Filmin karikatürize bir havaya bürünmesi

Karikatür sıfatını kullanıyorum, çünkü: 

  1. Konser sonunda Malick tüm parçaları internete yüklediğinde anlaşmış olduğu yapım şirketiyle hiçbir sorun yaşamıyor mu?
  2. Konserde “ben sizi kandırdım, bu şarkılar bana ait değil” dediğinde seyircinin “biz yine de seni seviyoruz!” diye bağırması? Gerçekten mi?
  3. Milyonların tanıdığı bir fenomenken birdenbire eski işine dönerek okulda öğretmenlik yapması da oldukça basit bir çözüm olmuş.
  4. En önemlisi de, filmin temelini oluşturan bu yok oluşla ilgili hiçbir açıklama yapılmaması.

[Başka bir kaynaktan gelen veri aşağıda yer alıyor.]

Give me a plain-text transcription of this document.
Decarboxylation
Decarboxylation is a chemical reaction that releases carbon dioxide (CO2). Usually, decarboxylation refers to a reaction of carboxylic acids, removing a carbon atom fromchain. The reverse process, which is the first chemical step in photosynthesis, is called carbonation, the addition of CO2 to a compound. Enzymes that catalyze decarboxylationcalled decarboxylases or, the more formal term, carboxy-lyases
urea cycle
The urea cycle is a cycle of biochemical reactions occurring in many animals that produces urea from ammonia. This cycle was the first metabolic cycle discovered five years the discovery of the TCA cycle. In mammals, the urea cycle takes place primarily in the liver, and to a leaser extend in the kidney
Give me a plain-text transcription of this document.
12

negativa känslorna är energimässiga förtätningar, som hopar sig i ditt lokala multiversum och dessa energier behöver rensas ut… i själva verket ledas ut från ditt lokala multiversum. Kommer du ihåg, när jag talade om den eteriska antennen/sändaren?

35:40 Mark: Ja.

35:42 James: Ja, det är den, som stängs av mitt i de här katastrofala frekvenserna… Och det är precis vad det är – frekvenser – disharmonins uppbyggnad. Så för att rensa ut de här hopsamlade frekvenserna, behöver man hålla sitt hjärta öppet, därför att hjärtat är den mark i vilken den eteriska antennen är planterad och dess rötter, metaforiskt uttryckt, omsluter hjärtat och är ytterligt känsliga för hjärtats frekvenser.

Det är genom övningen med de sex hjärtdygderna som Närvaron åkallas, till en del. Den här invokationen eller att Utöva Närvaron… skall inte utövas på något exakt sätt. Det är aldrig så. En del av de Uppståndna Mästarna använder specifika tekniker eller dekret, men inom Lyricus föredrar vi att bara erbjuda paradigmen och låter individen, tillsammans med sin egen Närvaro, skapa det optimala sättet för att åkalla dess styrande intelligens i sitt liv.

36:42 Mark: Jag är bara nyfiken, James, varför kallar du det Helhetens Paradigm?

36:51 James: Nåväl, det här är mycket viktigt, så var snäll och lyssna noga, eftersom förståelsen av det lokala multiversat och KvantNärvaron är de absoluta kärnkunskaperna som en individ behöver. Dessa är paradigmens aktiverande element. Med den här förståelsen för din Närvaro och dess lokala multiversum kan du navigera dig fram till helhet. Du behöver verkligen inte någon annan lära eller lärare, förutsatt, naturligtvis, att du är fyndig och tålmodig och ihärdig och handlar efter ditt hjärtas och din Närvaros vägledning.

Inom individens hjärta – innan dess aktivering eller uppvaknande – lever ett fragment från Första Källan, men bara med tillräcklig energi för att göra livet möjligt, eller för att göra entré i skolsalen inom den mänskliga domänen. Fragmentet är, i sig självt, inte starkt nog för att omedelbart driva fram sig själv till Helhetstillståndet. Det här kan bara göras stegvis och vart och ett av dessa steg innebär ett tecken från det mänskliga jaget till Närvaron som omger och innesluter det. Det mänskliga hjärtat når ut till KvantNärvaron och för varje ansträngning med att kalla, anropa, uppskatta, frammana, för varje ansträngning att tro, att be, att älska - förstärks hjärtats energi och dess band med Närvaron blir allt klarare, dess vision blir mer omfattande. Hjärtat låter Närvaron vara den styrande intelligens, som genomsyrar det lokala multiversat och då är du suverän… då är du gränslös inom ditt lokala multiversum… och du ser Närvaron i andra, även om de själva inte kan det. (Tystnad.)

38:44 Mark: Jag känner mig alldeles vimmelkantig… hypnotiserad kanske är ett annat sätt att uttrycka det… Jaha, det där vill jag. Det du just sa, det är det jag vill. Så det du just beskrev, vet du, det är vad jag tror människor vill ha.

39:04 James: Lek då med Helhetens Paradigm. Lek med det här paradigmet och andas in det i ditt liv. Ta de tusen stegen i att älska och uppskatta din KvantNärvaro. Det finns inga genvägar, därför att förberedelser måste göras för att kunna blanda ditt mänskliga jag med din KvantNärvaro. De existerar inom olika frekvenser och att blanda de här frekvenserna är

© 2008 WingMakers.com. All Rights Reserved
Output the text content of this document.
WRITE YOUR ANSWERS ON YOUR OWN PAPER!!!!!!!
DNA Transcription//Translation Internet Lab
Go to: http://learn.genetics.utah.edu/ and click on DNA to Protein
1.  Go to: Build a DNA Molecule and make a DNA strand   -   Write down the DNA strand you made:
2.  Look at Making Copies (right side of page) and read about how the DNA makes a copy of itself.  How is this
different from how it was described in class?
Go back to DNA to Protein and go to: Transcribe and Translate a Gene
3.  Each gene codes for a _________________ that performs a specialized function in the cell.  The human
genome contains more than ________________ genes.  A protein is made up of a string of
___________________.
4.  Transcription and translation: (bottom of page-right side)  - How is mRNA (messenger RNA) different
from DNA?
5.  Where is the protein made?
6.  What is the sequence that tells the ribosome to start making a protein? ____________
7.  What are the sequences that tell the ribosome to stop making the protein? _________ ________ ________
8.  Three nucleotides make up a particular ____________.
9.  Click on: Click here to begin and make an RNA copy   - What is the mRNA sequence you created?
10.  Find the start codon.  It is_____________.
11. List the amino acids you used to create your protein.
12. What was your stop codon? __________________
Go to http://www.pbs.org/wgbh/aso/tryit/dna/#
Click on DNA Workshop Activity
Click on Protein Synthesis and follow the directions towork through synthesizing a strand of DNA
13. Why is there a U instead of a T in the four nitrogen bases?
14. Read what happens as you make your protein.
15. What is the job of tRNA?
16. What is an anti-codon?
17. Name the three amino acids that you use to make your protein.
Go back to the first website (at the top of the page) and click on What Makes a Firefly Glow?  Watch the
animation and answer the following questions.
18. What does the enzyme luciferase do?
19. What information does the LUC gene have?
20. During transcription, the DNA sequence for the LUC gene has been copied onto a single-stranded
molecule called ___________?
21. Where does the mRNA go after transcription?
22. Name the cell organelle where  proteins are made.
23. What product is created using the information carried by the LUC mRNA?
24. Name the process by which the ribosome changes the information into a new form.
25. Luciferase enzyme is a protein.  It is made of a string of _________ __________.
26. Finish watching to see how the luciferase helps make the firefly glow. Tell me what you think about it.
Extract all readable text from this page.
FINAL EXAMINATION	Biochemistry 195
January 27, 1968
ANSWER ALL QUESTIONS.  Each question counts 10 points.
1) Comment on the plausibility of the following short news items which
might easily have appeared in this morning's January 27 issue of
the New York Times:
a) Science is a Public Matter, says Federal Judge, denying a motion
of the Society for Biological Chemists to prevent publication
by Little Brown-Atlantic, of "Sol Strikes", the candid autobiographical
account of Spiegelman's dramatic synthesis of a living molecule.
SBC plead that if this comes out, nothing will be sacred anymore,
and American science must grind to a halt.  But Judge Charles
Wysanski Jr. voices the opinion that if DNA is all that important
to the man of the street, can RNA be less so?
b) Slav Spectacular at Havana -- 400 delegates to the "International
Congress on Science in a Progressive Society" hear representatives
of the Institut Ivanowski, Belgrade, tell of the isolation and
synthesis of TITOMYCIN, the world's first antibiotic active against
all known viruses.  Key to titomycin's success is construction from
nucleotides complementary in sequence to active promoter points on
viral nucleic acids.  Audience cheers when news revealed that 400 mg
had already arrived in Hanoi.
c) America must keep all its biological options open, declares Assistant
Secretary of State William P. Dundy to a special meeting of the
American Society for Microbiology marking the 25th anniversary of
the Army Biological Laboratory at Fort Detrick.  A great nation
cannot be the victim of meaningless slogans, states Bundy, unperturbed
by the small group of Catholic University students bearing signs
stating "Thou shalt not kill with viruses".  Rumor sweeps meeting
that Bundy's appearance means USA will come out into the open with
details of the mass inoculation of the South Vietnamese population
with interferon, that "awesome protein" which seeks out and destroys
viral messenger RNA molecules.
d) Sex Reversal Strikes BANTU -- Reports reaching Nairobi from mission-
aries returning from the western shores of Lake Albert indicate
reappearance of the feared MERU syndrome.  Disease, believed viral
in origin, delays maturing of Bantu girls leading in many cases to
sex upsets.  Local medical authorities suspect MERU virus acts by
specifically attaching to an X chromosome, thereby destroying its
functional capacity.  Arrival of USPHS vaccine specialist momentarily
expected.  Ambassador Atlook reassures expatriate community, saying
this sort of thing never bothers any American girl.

Sonuç olarak Himesh Patel’in Google’da “bu da mı yeryüzünden silindi acaba?” dürtüsüyle yaptığı her arama, şarkı sözlerini hatırlamaya çalışırken akla karayı seçmesi, Lily James’in, Joel Fry ile Kate McKinnon’un oyunculukları, Ed Sheeran’ın olağanüstü cameo’su, tüm bunlar için elbette izlemeye değer. Eğlenceli bir film. Tam bir Beatles methiyesi. Ancak yönetmenin geçmişinde Trainspotting ve 28 Days Later olunca, daha sağlam bir iskelet beklentisi oluşuyor insanda.

Bitirmeden, James Corden’in efsanevi Paul McCartney ile yaptığı 23 dakikalık Carpool Karaoke videosunu mutlaka izlemenizi öneririm. Hatta Yesterday’deki aşk hikayesinin ve bazı öğelerin yeryüzünden silinmesi meselesinin gölgelediği Beatles nostaljisini, bu tarihi röportaj / konserde çok daha derinden yaşayabilirsiniz. Şimdiden iyi seyirler.